IASB chairman Hans Hoogervorst said, “If you go to your constituents with the message, ‘Oh, we’re so unsure, we’re so unsure’ – yes, you’re going to get a lot of additional confusion. I would also like to say that, if this is going to unravel, I find it for us as standard setters … but also for you, I think it is deeply embarrassing that in three efforts, in which we have looked at ten alternatives, in which we have left no stone unturned, we are still not able to come up with an answer after three years. I would find that unacceptable.”

FASB chair Leslie Seidman said the organization is still strongly behind achieving a converged standard with the IASB. A delay would “bring clarity” and lead to “a more efficient process.”

The objective of the project is to create a converged expected loss impairment model that deals with the deterioration of financial assets and liabilities.
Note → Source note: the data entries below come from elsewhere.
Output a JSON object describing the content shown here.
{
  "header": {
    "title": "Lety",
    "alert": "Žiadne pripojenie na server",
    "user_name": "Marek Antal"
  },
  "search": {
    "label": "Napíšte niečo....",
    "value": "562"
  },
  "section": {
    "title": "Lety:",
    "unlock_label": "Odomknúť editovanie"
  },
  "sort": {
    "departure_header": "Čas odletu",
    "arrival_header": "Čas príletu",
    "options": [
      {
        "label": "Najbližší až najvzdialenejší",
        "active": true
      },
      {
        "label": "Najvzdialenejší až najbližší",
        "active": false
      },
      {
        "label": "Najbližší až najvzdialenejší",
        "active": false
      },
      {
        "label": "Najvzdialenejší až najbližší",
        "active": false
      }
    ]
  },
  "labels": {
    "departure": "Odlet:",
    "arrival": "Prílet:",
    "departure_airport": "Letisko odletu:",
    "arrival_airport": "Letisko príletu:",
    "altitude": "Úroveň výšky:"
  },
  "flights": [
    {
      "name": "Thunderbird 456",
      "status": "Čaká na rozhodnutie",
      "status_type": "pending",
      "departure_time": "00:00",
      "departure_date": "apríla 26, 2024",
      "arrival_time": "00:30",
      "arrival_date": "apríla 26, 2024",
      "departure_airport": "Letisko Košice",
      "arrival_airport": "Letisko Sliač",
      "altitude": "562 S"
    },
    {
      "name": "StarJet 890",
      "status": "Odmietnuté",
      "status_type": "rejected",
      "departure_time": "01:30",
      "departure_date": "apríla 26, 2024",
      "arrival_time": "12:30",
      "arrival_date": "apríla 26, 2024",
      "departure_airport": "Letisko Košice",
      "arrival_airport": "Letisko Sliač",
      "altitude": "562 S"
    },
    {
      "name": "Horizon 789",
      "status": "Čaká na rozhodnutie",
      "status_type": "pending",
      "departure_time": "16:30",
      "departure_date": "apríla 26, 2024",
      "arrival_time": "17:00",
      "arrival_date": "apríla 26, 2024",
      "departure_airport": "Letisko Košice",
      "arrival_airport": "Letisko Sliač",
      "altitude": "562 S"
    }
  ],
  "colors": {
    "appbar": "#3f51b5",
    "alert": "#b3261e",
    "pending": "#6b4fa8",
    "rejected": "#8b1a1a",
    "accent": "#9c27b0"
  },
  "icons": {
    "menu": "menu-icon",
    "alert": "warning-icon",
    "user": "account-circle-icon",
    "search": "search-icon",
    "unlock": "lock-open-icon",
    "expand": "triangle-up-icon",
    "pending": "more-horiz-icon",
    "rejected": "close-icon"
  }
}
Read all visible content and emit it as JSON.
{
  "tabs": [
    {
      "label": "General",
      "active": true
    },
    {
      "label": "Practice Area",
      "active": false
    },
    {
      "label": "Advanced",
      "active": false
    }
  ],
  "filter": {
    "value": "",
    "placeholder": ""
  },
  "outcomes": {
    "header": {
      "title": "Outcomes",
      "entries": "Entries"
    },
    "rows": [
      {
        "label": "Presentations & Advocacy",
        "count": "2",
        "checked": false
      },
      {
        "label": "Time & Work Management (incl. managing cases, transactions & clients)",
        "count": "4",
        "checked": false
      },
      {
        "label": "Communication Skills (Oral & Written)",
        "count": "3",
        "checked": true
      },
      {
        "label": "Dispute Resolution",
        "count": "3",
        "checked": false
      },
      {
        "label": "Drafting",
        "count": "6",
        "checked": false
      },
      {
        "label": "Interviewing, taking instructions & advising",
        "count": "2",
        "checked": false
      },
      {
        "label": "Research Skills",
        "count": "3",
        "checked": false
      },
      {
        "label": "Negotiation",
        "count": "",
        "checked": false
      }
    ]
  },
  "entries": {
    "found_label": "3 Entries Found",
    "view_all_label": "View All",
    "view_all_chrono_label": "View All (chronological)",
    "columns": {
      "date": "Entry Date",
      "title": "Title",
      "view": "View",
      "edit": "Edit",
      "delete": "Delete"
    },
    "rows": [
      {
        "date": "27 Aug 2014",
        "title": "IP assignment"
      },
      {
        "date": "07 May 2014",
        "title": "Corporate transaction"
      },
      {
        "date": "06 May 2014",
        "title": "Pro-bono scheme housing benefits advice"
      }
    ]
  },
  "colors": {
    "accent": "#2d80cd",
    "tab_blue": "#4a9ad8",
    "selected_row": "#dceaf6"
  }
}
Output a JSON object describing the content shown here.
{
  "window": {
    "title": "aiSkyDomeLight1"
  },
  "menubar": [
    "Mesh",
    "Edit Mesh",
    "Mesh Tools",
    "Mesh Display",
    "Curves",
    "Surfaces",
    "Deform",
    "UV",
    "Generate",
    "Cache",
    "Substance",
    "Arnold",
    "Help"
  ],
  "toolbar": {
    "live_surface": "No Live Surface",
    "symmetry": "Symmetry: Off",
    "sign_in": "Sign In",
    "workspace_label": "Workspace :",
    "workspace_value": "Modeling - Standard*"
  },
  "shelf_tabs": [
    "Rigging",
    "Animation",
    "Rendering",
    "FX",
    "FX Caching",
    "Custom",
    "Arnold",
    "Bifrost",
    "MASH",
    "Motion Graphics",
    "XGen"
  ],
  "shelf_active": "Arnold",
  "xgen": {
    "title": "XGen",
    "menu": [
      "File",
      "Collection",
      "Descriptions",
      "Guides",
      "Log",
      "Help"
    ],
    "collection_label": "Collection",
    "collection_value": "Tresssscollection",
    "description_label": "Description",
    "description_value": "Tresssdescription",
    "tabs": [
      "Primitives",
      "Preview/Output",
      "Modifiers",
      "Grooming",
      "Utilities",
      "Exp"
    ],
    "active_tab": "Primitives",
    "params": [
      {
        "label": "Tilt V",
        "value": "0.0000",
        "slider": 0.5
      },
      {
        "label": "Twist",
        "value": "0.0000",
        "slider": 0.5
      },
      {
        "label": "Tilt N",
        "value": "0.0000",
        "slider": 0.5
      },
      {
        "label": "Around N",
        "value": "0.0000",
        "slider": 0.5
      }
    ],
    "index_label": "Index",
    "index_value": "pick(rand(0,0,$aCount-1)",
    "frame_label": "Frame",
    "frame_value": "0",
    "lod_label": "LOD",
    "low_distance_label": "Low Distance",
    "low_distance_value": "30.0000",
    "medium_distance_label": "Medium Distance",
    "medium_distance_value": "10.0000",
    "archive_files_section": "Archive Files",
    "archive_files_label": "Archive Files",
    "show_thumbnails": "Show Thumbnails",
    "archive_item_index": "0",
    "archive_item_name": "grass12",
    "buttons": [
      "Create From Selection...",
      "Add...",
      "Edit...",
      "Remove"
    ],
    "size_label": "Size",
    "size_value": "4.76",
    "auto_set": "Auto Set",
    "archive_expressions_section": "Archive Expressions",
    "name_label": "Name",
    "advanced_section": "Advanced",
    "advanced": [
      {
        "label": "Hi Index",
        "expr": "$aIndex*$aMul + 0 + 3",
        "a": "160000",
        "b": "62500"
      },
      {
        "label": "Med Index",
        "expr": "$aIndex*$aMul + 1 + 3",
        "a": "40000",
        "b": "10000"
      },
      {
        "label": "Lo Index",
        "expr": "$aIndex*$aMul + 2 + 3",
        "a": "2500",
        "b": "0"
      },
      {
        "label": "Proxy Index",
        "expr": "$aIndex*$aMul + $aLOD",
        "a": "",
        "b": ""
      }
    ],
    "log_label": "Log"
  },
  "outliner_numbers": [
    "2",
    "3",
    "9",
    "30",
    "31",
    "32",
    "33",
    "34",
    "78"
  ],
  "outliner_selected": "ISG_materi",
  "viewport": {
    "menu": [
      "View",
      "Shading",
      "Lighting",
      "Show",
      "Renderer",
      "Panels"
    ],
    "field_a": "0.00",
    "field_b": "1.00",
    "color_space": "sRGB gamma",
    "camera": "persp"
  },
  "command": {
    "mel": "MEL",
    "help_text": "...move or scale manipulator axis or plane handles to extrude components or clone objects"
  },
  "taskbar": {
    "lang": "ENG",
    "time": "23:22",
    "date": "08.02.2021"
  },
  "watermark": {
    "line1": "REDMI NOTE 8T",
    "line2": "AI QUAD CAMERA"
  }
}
Critics are saying the “incurred loss” model does not force banks to make adequate provisions for loans that could go bad.

Mark Byatt, director of communications at the IFRS Foundation, which oversees IASB, dismissed suggestions that problems associated with IFRS would derail convergence of global accounting standards. He said IASB welcomes comments on whether IFRS 8 is meeting its original objectives.

“More than two-thirds of the G20 require the use of IFRS and the standards have acquired critical mass as international standards and that is unlikely to change,” he said. “The G20 encouraged us to consider moving from an incurred loss model to an expected loss approach and the boards are three years into a project to consider such a move. We intend to publish further proposals in the fourth quarter of this year.”

The SEC has not set a timetable for making a decision on whether to shift from U.S. GAAP to IFRS.